It is estimated that over 14 million
arrests take place each year, and many of those arrested are drawn into
prolonged contact with the courts, jails, prisons and community corrections. In
2004 alone, 12.6 million individuals passed through United States jails — and an
estimated 60% of people inside those jails are labeled with major mental health
disorders. In 1999, the number of people in prison with diagnosed serious
mental illness was estimated to be 280,000, prompting one researcher to refer to
prisons and jails as ‘hospitals of last resort’. Most
alarming is that national data indicate that incarcerated individuals with
mental illness tend to receive longer sentences and serve longer periods behind
bars than those without.
We will examine the unique barriers
psychiatric survivors of the criminal justice system encounter while
transitioning from correctional institutions to independent living. The
workshop will examine ways in which formerly incarcerated people have been left
out of mainstream mental health consumer movements.

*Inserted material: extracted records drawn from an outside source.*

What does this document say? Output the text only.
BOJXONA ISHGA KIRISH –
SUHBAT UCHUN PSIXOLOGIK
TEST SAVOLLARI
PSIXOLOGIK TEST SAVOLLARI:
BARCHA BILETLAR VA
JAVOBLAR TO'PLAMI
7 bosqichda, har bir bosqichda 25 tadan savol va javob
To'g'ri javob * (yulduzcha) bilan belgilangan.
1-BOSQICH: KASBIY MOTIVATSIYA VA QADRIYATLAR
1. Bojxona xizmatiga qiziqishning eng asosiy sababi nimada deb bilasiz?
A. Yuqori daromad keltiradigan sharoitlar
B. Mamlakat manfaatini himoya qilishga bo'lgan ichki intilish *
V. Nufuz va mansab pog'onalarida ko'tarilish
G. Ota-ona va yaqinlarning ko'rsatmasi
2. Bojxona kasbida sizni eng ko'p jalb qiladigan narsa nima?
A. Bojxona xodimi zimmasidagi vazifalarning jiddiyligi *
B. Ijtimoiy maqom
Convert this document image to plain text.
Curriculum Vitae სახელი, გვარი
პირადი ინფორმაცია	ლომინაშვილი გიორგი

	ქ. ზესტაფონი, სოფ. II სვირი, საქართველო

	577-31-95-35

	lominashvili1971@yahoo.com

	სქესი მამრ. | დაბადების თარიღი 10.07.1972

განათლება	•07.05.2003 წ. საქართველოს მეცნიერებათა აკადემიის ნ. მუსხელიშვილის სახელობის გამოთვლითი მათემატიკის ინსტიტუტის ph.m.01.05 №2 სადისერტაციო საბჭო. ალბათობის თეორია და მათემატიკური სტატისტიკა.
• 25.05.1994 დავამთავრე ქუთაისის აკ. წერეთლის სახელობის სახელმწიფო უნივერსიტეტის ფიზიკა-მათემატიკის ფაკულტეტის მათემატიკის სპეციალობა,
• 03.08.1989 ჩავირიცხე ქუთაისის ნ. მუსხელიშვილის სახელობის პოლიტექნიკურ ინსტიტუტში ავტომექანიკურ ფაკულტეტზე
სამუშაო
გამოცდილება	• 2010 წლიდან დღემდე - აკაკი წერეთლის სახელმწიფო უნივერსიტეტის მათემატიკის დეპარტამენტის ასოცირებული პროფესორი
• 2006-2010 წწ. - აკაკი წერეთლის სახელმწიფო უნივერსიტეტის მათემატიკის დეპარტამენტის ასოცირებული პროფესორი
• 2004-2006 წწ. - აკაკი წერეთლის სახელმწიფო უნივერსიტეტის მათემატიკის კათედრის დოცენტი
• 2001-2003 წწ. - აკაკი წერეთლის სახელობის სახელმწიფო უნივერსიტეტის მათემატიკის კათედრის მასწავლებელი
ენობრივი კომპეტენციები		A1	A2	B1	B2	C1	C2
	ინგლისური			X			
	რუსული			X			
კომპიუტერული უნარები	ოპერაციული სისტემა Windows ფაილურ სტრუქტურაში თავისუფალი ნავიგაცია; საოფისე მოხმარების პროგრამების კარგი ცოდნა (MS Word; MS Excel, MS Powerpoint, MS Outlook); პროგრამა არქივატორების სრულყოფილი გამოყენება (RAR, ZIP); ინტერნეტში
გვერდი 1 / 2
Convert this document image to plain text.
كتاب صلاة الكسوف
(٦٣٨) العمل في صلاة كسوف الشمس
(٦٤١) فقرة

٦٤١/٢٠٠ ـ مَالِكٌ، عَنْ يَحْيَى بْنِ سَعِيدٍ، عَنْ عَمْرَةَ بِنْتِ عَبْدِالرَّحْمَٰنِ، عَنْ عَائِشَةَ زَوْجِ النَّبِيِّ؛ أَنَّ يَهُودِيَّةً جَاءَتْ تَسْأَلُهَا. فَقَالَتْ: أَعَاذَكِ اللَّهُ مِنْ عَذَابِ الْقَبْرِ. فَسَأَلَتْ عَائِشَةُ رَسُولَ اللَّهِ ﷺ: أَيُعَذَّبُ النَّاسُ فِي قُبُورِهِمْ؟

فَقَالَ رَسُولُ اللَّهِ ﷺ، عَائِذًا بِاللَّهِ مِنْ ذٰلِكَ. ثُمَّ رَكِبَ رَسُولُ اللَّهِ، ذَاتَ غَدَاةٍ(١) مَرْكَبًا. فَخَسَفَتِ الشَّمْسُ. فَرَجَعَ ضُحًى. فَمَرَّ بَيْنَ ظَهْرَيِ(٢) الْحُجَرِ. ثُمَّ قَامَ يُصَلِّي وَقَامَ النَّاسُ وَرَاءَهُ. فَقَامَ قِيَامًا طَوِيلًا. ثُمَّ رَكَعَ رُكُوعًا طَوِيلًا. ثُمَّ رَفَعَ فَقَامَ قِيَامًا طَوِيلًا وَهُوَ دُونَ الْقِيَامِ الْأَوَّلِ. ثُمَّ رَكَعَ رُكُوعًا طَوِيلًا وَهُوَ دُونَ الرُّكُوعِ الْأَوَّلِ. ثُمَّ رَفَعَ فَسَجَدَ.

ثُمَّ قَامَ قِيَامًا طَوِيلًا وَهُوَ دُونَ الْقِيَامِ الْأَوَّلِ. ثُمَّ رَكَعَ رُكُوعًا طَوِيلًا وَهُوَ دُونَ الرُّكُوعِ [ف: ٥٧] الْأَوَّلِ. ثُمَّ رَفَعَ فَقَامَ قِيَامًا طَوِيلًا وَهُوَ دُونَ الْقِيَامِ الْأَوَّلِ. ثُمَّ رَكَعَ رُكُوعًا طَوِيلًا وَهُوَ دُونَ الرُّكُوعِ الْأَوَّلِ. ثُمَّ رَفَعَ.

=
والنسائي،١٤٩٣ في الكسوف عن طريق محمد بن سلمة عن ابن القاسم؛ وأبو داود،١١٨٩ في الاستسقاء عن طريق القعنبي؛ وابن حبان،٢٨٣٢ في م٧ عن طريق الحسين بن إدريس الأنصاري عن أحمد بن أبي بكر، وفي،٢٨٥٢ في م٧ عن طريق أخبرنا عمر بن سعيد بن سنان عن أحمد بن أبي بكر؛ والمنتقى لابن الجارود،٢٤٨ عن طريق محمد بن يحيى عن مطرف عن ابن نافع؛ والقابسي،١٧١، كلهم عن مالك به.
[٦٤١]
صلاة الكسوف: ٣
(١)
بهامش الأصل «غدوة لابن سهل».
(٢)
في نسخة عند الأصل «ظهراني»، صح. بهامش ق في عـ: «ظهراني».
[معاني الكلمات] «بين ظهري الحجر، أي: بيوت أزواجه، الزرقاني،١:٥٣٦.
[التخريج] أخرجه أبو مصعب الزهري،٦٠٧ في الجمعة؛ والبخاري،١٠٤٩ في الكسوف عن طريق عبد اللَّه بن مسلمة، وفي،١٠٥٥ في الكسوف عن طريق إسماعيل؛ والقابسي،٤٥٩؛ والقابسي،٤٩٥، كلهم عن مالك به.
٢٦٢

The workshop will also discuss the role
criminal justice peer advocates can play in promoting self-determination and
protecting individuals from abuse and how this role is distinct from a mental
health advocate or peer specialist.
This workshop will offer a toolkit to
participants for how they can mobilize and develop peer-based training and
advocacy supports for people involved with the criminal justice system.
Participants will walk away with sample curricula, job and program descriptions,
funding ideas and tactical steps in order to replicate a successful program.
The workshop will also highlight other (and encourage participants” sharing) of
best practices to redress the lack of consumer-led advocacy, supports and
programming within jails and prisons.